Relaxation Process During Complex Time Evolution In Two-Dimensional Integrable and Chaotic CFTs
Chen Bai, Weibo Mao, Masahiro Nozaki, Mao Tian Tan, Xueda Wen
TL;DR
The paper investigates complex time evolution in 2d CFTs, combining Lorentzian unitary dynamics with a non-unitary Euclidean evolution from post-selected measurements, to study how subsystems thermalize and how entanglement evolves. It analyzes both spatially compact and non-compact geometries, using Euclidean path integrals and holographic methods to compute energy densities and (Rényi) entanglement entropies, connecting late-time behavior to primary states with conformal weights set by the inserted operator. In holographic CFTs, the gravity dual features a heavy local operator sourcing a BTZ black hole whose horizon relaxes from an inhomogeneous to a homogeneous profile (compact case) or evolves with a δ-dependent, potentially linear growth (non-compact case), providing a geometric picture for the relaxation toward the primary-state entanglement. The results establish that complex-time evolution drives compact subsystems to primary-state entanglement structures, while non-unitary effects can imprint δ-dependent features in non-compact settings, linking boundary dynamics to horizon relaxation, and offering a framework for exploring measurement-induced non-unitary dynamics in holography.
Abstract
We investigate the complex time evolution of a vacuum state with the insertion of a local primary operator in two-dimensional conformal field theories (2d CFTs).

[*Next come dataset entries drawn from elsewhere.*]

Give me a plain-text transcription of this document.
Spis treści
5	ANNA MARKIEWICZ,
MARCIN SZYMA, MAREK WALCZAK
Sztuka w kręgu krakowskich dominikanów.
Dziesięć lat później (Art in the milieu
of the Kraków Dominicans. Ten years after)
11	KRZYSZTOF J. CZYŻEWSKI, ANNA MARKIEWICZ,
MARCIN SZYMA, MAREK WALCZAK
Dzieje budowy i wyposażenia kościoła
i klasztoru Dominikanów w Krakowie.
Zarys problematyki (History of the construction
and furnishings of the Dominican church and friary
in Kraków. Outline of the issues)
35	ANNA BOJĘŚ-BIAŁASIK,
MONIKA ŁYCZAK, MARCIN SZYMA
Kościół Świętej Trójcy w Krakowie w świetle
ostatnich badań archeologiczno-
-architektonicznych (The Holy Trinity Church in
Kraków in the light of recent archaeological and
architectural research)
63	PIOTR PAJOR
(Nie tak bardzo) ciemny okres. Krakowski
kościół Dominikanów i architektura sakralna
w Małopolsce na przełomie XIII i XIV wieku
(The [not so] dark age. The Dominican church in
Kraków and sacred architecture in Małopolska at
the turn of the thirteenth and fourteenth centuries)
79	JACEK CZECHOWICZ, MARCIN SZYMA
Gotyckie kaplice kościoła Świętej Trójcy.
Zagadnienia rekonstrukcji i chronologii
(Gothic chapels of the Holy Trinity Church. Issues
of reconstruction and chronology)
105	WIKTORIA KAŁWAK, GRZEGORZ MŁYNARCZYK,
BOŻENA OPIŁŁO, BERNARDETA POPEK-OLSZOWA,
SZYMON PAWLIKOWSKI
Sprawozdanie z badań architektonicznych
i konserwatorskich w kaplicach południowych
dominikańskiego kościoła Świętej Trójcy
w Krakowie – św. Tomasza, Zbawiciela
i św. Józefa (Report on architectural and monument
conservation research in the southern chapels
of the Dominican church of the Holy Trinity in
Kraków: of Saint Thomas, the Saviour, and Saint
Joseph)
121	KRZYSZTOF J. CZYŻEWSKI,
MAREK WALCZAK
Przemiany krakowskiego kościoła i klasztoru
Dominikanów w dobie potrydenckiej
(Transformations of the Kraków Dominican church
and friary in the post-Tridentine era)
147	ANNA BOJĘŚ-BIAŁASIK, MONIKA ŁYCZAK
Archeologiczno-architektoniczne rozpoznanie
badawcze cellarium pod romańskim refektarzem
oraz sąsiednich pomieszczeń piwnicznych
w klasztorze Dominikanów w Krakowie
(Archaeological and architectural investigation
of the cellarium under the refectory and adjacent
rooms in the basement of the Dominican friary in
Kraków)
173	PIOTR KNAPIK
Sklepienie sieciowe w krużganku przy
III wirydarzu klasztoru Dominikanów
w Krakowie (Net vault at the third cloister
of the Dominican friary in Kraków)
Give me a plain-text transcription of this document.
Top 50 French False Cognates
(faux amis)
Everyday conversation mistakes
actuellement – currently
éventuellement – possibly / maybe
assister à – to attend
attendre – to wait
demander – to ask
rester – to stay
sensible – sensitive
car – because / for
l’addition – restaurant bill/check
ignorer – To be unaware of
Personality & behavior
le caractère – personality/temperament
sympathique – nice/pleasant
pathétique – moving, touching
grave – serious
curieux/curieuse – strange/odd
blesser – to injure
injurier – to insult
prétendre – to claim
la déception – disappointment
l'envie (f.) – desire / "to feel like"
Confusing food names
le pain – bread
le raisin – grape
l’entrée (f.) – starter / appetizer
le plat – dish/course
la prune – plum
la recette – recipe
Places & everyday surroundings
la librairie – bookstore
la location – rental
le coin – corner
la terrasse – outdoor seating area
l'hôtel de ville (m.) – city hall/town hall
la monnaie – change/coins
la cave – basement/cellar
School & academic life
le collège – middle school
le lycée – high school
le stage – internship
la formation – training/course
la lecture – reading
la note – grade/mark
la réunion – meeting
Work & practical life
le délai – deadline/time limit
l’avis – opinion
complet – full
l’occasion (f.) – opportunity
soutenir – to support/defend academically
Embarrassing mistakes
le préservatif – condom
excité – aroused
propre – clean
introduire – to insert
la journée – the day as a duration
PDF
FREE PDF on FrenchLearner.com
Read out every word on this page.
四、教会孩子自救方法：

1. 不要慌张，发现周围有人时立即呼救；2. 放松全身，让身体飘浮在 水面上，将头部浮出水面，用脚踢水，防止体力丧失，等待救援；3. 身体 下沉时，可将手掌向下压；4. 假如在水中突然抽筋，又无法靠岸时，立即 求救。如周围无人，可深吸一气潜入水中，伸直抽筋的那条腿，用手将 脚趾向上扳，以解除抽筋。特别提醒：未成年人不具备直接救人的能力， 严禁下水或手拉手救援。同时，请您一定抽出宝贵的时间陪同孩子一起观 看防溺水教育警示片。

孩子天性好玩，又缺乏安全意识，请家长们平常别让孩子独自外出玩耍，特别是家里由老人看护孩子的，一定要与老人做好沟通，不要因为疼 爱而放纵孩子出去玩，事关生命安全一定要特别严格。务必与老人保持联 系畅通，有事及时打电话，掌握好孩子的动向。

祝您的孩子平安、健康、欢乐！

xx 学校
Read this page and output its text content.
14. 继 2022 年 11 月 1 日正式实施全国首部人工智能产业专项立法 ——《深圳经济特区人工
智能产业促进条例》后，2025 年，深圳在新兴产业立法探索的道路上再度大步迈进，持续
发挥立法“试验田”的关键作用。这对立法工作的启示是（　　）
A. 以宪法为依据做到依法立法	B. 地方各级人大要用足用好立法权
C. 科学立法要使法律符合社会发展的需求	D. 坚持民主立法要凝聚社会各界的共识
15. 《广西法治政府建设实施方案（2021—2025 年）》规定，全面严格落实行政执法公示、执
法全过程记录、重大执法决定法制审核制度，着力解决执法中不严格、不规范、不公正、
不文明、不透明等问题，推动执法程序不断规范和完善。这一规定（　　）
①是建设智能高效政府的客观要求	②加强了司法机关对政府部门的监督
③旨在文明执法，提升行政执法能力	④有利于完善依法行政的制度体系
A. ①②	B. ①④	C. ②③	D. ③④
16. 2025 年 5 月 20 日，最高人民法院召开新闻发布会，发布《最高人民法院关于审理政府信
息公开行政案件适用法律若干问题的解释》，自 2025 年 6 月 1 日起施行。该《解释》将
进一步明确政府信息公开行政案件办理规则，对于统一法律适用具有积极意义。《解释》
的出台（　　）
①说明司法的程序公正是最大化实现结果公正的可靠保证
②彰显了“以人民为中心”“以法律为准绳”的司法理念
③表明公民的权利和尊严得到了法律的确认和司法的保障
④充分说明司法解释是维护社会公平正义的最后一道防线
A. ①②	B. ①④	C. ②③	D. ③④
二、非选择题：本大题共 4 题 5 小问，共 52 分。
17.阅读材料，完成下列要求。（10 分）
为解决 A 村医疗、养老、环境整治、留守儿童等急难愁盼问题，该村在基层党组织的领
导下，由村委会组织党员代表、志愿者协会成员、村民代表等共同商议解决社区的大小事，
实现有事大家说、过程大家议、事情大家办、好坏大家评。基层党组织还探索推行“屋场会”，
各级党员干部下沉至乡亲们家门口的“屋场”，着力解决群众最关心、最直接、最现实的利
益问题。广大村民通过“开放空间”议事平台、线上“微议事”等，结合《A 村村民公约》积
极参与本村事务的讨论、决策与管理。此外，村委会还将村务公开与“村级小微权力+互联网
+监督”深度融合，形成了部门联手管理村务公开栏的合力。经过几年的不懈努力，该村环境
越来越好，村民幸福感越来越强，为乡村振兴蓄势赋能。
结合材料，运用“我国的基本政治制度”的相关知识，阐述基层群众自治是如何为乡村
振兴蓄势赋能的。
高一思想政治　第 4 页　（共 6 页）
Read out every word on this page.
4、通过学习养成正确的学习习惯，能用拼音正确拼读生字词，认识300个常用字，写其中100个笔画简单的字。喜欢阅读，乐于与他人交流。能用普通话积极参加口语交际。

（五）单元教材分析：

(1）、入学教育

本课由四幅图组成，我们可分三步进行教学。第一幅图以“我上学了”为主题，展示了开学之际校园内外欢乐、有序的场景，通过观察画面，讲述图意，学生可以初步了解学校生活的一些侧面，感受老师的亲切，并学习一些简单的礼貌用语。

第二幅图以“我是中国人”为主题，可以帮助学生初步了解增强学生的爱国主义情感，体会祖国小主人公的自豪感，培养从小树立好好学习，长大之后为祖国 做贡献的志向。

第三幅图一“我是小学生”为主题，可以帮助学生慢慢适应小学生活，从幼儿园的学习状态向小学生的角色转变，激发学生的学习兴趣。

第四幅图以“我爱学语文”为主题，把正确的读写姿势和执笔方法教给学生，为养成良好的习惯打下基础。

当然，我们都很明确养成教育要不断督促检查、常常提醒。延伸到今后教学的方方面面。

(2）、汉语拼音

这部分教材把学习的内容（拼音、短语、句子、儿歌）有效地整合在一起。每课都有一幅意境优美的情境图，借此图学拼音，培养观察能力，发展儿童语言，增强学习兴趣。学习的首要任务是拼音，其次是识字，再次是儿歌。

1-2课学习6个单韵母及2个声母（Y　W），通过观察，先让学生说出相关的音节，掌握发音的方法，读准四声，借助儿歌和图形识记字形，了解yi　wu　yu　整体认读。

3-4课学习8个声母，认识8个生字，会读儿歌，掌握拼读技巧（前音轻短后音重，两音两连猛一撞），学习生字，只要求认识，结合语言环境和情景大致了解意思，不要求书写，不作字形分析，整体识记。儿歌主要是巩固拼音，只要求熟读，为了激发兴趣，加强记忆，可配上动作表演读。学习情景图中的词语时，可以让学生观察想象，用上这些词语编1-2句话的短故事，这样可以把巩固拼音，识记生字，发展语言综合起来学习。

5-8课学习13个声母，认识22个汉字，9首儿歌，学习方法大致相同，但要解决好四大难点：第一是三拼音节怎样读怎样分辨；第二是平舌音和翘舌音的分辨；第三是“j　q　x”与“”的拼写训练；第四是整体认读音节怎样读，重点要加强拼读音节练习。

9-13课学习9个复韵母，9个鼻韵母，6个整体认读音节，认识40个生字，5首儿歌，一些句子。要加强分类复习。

This complex time evolution can be considered as a composite process constructed from Lorentzian time evolution and a Euclidean evolution induced by a post-selected measurement. Our main finding is that in the spatially-compact system, this complex time evolution drives the state of the subsystems to those of the primary state with the same conformal dimensions of the inserted operator. Contrary to the compact system, the subsystems of the spatially non-compact system evolve to states that depend on the non-unitary process during a certain time regime. In holographic systems with a compact spatial direction, this process induced by a heavy local operator can correspond to the relaxation from a black hole with an inhomogeneous horizon to that with a uniform one, while in the ones with a non-compact spatial direction, it can correspond to the relaxation to that with a horizon depending on the non-unitary process.